I got a bit of news today. And a bit yesterday. Very surprising and almost overwhelming. At least it could be overwhelming if I let it be. Circumstances can do that to you. An accident, a sickness, a bad day at work, an unkind word from someone, an unintentional slight from an acquaintance. Many times, you experience things that hurt, confuse or surprise you so much that you are not quite sure what to do with it. Well, maybe you shouldn't do anything. Maybe you just need to stop, think, absorb it. Most importantly, you might just need to bring it to God in prayer. So I did that. Went to my room and curled up with my Bible and my notebook.

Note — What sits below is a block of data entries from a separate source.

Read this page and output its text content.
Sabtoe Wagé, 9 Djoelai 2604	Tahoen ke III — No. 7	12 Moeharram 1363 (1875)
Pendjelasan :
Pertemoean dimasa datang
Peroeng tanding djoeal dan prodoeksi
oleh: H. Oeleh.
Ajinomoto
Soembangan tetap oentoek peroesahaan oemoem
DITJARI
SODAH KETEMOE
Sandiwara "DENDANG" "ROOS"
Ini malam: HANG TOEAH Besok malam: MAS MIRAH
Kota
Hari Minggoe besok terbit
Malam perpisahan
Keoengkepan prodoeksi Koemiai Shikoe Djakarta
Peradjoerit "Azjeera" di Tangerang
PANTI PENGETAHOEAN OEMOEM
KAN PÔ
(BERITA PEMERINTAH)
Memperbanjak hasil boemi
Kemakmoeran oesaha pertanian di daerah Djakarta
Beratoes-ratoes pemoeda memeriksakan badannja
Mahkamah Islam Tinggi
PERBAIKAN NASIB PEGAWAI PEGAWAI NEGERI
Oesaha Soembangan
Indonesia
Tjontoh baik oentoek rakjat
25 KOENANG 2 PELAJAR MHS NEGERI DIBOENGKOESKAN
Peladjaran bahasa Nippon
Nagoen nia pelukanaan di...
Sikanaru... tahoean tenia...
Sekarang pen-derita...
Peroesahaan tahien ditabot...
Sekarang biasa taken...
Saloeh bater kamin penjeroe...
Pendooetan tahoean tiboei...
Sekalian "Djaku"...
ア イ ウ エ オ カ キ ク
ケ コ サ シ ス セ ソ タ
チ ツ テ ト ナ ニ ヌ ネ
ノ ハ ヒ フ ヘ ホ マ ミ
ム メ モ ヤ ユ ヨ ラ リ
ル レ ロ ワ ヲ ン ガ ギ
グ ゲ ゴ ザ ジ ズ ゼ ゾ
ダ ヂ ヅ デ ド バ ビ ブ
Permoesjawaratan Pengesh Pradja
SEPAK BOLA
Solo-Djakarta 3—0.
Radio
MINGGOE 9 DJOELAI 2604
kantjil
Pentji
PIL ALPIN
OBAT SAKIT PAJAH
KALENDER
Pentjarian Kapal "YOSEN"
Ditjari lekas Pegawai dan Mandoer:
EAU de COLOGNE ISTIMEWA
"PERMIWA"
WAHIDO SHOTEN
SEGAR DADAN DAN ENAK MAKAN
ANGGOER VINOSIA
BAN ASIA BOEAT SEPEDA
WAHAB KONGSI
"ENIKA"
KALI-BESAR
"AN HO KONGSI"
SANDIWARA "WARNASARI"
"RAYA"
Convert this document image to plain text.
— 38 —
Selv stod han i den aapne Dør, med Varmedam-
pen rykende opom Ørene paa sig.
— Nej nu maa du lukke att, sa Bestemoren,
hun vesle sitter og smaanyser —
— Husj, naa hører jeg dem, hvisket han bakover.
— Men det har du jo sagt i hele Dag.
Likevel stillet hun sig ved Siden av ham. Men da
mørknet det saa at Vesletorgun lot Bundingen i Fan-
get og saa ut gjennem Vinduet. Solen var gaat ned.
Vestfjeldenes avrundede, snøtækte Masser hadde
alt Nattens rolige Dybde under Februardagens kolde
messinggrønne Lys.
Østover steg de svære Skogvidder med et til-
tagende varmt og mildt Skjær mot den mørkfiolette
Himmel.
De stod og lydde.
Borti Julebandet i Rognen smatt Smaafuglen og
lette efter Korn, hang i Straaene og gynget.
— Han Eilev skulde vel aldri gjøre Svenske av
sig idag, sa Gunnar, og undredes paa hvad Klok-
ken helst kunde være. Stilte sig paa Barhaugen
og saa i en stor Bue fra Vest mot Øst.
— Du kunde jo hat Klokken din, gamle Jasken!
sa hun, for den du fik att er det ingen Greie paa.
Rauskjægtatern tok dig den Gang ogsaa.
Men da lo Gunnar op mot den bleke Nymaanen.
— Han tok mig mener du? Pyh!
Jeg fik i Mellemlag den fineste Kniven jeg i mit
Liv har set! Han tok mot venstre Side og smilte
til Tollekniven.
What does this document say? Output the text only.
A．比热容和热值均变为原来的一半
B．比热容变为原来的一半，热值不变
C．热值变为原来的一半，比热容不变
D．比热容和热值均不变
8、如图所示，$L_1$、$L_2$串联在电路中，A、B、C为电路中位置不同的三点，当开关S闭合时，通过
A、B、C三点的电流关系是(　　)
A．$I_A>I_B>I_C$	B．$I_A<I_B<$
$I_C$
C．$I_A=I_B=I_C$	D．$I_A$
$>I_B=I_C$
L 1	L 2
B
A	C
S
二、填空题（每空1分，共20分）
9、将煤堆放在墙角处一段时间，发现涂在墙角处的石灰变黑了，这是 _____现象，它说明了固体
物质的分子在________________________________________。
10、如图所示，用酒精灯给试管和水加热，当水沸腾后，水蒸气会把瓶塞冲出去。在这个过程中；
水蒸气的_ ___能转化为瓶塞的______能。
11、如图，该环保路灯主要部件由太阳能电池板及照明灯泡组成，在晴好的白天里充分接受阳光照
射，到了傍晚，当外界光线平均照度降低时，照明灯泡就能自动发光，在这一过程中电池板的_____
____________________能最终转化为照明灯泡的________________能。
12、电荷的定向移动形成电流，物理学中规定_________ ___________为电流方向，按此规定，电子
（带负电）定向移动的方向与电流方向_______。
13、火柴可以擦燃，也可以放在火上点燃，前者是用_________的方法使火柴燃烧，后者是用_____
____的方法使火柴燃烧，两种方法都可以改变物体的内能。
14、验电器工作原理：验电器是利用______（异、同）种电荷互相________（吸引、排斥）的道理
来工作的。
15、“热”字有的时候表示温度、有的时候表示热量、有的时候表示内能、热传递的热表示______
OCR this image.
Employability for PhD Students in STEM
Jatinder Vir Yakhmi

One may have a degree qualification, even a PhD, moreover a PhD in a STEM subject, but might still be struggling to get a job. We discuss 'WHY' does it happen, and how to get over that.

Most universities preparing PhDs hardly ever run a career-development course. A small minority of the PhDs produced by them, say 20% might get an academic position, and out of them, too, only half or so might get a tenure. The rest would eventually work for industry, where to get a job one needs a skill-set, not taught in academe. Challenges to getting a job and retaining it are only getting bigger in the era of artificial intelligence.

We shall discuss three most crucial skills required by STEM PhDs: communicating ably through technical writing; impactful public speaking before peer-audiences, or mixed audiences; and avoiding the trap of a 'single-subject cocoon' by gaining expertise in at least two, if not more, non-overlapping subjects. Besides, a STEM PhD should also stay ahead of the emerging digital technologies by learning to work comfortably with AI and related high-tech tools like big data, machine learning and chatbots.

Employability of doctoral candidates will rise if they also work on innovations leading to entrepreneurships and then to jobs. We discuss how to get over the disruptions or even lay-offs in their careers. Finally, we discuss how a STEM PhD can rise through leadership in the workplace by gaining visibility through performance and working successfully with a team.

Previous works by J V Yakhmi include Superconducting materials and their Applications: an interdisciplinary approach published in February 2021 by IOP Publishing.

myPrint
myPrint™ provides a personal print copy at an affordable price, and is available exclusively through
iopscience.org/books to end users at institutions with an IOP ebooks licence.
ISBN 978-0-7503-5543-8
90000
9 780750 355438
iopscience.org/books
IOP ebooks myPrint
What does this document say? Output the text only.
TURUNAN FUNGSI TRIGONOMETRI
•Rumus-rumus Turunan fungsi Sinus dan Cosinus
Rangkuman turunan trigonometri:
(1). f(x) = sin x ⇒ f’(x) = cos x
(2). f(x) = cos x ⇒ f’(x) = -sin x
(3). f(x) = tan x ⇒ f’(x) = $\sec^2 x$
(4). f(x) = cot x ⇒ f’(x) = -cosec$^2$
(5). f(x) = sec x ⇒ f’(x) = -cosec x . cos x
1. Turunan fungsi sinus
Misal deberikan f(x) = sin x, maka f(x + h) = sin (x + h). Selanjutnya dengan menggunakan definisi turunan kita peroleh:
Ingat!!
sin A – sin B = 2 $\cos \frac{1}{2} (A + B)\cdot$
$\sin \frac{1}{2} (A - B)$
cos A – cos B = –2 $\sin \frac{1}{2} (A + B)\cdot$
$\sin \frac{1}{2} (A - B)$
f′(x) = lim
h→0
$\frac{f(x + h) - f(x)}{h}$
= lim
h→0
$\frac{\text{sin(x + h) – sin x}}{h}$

I'm sure you might wonder what it is I am talking about at the moment but I won't share that. Down the road I will share some of these things that have happened that have required me to Let Go and Let God. My hands are tied. There is nothing I can do about some situations. He is ever so gently teaching me that in this season of my life.
Years ago, I would have responded to crises out of pure emotion. Got on the phone and started ranting to anyone who would listen. Complained, moaned and groaned. Now I find, that if I get some news that is upsetting; I am not that surprised. I feel calm. I feel the need to go to Him in prayer. To read the word and see where it leads me. What kind of answers He will bring me to. And He always does. He is so faithful like that. And I am so grateful for that.
Just last week He was leading me with a few verses. Things that brought me to realize that He is in control. I wrote them down. In Isaiah 31:20, part of it says "Whether you turn to the right or to the left, your ears will hear a voice behind you saying, "This is the way, walk in it." I know that He was telling me to listen to His still voice. The voice I can only hear if I am staying in the word and prayer. So when I was presented with my surprising situation this week, I knew what He wanted me to say and do. He made it very clear to me. So I was strong enough to say what I needed to say to a certain someone. And know that it was right and ok and just what He wanted from me.
And then this verse was given to me: "He tends His flock like a sheperd. He gathers the lambs in his arms and carries them close to his heart. He gently leads those who have young.: Isaiah 40:11 I and my children are part of his flock and He will take care of us. Let Him take care of you also.